Java RMI uses threading by default and creates a separate thread for each connection on the server side. If an RMI client invokes the same remote method multiple times simultaneously, these method invocations are executed in parallel on the server side. This behavior is independent of whether the method invocations originate from the same or different clients. Making remote objects thread safe is the responsibility of the developer.

For method guessing, the multi threaded behavior of Java RMI is nice and we may be able to speedup the guess action by using multiple threads. Initially we thought that one has to create separate TCPEndpoint objects on the client side to profit from multiple threads, but this is not true. A TCPEndpoint object just saves the remote host, port and the RMIClientSocketFactory that should be used to establish connections. Therefore, a TCPEndpoint is not bound to exactly one TCP connection, as we expected earlier, but is used as a socket factory instead.

When an RMI client dispatches a call, it calls the newConnection method from the TCPChannel class. This function checks whether there is already a free and reusable connection and creates a new one if this is not the case. The connection is then used to perform the RMI call and is freed afterwards. If no exception occurred, the connection is marked as reusable before it is freed, which causes the connection to be cached for later calls. If another call is dispatched (within the cache interval for RMI connections) the RMI client will find the cached connection and reuse it for the call. This is closely related to the stream corruption prevention discussed above, as stream corruptions make a stream not reusable.

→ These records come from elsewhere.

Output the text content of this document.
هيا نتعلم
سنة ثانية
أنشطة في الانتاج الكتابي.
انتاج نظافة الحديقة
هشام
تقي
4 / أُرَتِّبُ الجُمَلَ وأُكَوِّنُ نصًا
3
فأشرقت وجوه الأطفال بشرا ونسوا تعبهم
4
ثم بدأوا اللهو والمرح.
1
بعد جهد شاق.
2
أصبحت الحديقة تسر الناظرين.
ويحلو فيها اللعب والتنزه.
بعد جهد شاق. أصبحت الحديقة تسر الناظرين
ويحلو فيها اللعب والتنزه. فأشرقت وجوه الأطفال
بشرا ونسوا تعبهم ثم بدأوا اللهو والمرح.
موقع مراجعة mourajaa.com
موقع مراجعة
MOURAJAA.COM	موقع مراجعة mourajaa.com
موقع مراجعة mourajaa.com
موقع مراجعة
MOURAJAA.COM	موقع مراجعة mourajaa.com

The behavior described above is also true for multiple threads operating on the same RemoteObject. When two threads call a method on the same RemoteObject in parallel, they will both use a separate TCP connection and create new threads on the server side. If the corresponding method calls don't cause the connections to be in a corrupted state, they will be cached and reused for later calls that are requested within the caching interval. This makes the implementation of multi threaded guessing easy, as the RMI runtime handles most of the complicated stuff.

To get an optimal distribution of tasks that is independent of the number of bound names, rmg v3.3.0 divides the method candidates obtained from the wordlists into as many parts as threads are available. For each bound name - wordlist part combination, one task is created and executed within a thread pool. Or, to put it another way: rmg v3.3.0 distributes guessing in n * t tasks, where n is the number of bound names and t is the number of available threads. These tasks are executed in a thread pool with t worker threads.

Conclusion


remote-method-guesser accesses low level Java RMI functions by using reflection, to tamper with RMI data before it is send to the server side. The current method guessing implementation abuses certain properties of the general RMI message structure to achieve a noticeable speedup during the guess operation. As the RMI message structure is usually shared among different RMI implementations, the approach should work in most cases and was tested against different targets (Java8, Java9, Java11, Sun Implementation, JMX). If you encounter unexpected errors, please report them by creating corresponding issues in this repository. Running the most recent older version (rmg v3.2.0) can be useful to confirm whether the error is caused by the new guessing approach. Older implementations of method guessing are no longer supported in rmg v3.3.0, but we may reintroduce them if we notice that they are required.